Évidemment, les coûts évoluant, une vente à prix coûtant dans les premières semaines dégage au fil des mois de la marge, au fur et à mesure que la valeur des matériaux utilisés baisse. Toutefois, la recherche d’un prix bas comporte le risque d’engendrer un dumping social, pratique visant à diminuer les coûts de production en abaissant le prix de la main-d'œuvre (et/ou en employant celle de pays en développement). Nous rappelons que nos consoles de jeux sont assemblées en Chine et au Vietnam sous la houlette du groupe Foxconn.

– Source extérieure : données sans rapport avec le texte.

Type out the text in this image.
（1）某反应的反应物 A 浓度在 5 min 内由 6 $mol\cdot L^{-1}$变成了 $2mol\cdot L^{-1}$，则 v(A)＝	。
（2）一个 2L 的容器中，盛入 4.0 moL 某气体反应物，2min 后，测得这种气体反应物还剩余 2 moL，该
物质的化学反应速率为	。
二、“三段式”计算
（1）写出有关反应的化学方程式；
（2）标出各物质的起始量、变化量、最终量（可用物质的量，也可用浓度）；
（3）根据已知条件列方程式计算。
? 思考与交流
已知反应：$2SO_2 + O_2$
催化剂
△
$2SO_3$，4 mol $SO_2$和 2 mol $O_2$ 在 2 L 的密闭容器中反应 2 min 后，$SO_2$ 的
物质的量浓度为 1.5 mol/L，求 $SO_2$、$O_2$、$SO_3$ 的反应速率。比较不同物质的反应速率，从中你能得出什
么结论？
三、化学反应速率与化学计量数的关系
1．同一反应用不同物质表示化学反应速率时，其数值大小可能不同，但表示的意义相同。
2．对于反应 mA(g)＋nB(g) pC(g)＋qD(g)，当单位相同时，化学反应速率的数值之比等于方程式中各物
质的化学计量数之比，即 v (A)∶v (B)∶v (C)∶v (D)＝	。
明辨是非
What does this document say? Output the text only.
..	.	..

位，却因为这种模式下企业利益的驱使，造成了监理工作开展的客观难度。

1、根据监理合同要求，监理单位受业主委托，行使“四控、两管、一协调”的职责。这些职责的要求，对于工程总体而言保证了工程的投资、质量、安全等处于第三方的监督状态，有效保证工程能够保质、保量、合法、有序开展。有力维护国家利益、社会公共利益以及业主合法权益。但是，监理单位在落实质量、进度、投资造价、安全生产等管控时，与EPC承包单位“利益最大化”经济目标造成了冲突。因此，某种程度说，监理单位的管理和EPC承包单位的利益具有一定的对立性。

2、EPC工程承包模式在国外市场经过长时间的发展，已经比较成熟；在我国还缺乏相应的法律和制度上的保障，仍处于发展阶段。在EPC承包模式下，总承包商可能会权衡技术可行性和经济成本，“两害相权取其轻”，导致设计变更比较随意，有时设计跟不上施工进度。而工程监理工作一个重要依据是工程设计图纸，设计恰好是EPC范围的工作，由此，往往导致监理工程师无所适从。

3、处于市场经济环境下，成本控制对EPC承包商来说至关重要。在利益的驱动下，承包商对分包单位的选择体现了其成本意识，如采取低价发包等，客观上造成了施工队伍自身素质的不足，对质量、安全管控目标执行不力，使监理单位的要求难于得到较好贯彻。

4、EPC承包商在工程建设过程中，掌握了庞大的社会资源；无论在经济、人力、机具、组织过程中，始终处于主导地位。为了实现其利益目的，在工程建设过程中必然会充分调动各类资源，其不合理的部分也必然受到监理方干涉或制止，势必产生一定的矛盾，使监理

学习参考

Dans un sondage organisé le 9 mai 2020 par Mike Given de GAMINGBible, la PlayStation 5 arrivait loin devant la Xbox Series X dans les intentions d'achat des participants, bien avant l’événement de juin montrant les premiers jeux de la console japonaise. D'aucuns pouvait alors s’étonner de constater que la machine sur laquelle nous ne savions pratiquement rien recevait plus de confiance de la part des votants qu’une Xbox ayant montré beaucoup plus d’éléments. “Cela en dit long sur la fidélité à une marque” conclut le compte officiel de Mad Fellows, studio qui a conçu le jeu musical Aaero . De quoi rappeler que l’image de marque d’une société est très importante, peut-être même plus que la valeur donnée à un ensemble de composants électroniques.